Women employees have for long, been entitled to Maternity Leave. The 90 days paid leave granted as maternity leave was extended to 135 days by the 5th CPC. The 6th CPC further increased it to 180 days.
Based on the very reasonable request presented by ATMAJA (Association of Adoptive Parents), the Government announced ‘Child Adoption Leave’ for female employees in 2006. Orders were issued to grant 135 days leave for female employees who adopt child upto one year of age.
The 6th CPC introduced a family welfare privilege for female employees.
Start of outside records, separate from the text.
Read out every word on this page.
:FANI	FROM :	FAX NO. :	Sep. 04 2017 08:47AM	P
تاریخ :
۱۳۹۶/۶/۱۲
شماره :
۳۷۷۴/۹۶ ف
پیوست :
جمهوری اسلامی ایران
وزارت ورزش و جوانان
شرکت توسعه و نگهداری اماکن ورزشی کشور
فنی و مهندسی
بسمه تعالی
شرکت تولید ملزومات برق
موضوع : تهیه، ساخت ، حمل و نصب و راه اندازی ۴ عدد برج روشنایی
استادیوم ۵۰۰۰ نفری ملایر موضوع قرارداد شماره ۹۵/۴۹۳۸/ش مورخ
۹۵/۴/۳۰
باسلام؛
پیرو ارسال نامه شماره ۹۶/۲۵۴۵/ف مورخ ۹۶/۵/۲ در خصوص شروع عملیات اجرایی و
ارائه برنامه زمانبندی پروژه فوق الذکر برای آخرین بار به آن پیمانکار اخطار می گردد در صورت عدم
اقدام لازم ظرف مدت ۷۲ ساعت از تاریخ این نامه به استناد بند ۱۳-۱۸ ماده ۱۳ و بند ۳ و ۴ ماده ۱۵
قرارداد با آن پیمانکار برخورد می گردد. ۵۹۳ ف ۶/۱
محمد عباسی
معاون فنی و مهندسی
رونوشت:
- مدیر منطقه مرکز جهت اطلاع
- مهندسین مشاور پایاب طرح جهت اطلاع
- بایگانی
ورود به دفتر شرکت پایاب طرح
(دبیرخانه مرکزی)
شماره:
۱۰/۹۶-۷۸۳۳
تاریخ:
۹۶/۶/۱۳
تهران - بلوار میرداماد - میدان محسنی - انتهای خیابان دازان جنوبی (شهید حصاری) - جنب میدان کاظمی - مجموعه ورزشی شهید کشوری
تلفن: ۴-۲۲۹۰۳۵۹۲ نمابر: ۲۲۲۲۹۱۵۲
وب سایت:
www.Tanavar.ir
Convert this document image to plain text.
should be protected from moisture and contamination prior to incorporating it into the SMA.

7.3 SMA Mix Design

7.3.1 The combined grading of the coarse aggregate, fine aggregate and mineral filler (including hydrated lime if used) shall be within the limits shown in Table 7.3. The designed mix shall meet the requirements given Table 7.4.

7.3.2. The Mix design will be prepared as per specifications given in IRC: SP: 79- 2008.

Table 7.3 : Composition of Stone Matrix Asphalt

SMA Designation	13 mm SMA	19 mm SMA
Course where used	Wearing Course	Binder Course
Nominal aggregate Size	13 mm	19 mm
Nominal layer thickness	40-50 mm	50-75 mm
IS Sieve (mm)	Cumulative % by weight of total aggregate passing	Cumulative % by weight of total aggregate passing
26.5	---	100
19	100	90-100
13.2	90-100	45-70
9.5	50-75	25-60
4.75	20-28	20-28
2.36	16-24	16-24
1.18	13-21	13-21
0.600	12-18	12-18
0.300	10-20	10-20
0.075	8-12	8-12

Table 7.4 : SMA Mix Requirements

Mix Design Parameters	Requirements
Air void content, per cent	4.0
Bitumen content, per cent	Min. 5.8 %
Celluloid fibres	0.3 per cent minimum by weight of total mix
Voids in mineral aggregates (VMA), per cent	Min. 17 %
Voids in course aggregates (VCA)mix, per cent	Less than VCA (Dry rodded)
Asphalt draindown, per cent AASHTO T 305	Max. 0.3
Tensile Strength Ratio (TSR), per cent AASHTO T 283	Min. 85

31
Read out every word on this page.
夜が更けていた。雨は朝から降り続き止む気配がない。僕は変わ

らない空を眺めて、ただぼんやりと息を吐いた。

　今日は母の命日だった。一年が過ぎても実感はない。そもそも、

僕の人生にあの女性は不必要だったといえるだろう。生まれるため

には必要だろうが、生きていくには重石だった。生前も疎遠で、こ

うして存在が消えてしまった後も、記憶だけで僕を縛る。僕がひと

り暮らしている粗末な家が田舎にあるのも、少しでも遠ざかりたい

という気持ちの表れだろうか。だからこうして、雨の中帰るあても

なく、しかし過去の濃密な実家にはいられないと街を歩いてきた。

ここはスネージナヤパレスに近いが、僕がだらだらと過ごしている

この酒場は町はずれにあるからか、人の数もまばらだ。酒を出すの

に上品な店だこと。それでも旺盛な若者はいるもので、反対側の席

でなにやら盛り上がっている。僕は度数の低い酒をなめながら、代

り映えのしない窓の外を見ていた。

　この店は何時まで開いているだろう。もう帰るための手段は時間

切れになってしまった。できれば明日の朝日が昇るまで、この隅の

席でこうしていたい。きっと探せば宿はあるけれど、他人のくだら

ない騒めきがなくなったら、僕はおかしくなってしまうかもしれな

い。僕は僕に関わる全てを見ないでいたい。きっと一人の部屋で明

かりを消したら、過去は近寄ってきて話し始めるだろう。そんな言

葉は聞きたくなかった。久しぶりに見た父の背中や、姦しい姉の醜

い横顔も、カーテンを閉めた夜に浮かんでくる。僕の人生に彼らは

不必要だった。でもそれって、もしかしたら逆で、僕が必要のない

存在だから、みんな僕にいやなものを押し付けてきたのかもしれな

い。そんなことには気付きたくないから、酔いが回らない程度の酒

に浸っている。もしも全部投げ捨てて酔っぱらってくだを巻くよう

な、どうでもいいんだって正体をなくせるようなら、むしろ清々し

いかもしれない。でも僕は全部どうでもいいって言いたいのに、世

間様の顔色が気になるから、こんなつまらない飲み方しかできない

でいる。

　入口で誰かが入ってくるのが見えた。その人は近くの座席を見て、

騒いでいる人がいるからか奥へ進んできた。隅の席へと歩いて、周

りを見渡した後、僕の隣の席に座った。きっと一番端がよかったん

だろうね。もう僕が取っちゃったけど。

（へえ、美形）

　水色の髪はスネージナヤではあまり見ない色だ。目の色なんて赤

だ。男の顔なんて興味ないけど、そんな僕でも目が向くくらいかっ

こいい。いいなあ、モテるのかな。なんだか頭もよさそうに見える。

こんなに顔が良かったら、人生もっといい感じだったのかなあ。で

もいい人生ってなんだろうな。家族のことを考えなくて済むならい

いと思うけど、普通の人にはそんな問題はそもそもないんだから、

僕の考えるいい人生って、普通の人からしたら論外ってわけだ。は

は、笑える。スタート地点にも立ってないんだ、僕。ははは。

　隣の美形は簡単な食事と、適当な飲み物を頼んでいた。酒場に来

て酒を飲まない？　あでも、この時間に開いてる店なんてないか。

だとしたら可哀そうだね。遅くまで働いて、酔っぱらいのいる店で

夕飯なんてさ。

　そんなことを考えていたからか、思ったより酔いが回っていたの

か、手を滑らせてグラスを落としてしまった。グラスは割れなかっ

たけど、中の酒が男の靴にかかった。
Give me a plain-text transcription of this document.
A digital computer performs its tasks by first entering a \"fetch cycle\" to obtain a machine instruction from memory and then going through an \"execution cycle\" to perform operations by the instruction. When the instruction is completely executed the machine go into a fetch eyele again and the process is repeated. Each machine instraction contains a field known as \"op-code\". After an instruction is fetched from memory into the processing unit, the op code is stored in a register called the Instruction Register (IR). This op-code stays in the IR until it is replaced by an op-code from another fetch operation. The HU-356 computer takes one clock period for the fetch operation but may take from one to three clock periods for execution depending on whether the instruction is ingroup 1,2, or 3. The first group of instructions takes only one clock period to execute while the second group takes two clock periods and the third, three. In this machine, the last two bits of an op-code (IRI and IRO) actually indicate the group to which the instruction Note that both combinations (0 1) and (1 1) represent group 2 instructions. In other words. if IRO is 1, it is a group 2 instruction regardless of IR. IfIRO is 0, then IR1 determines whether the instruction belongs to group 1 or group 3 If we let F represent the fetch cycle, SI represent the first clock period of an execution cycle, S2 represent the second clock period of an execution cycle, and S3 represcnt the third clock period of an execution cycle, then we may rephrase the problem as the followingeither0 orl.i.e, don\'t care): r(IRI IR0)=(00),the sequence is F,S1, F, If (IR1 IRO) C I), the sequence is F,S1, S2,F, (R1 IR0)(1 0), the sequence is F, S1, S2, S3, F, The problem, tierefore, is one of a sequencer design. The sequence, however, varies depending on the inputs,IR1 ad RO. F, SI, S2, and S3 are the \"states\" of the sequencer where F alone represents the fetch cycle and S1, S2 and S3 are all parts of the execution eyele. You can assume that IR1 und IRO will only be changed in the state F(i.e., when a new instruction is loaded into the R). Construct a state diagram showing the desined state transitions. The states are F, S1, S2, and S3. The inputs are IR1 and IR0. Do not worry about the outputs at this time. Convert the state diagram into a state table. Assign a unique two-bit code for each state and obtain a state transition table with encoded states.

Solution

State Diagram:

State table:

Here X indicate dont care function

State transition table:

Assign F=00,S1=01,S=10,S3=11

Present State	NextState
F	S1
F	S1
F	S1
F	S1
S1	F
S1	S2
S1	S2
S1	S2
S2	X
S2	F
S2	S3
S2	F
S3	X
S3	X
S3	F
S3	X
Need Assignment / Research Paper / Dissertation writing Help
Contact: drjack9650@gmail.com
Consequent upon the decisions taken by the Government on the recommendations of the 6th CPC relating to Maternity Leave and Child Care Leave, the Central Govt decided that the existing provisions of Maternity Leave enhanced to 180 days.
Leave of the kind due and admissible (including commuted leave for a period not exceeding 60 days and leave not due) that can be granted in continuation with Maternity Leave provided in Rule 43(4)(b) shall be increased to 2 years.
Women employees having minor children may be granted Child Care Leave for a maximum period of two years (i.e. 730 days) during their entire service for taking care of upto two children whether for rearing or to look after any of their needs like examination, sickness etc.
Only female employees were entitled to these leaves in order to provide health care and education supervision requirements for her two children. Although there were difficulties in implementing this decision, the announcement was welcomed by women employees.
But this also created a sense of longing among the male employees.
Were they not concerned about their family’s welfare?
Was their presence not required in health and education related issues of their children?
‘Why are we being denied this allowance?’. Men employees were wondered.
But some male staff themselves wondered, it was impossible to give the same privilege to male employees too, who constitute 90% of the government workforce.
One could also hear demands that if not 730 days, at least half of it should be given to the male employees.
Some suggest that the allowance should be made in genuine cases after necessary enquiries.
Some also suggest that in cases where the husband and wife are employed, the leave should be given to both.
Everybody has a right to demand…!
The request to give this privilege to men who have lost their wives, to look after their children sounds very reasonable.
Children who have lost their mothers require the care and presence of their fathers.
Will the 7th CPC consider this demand?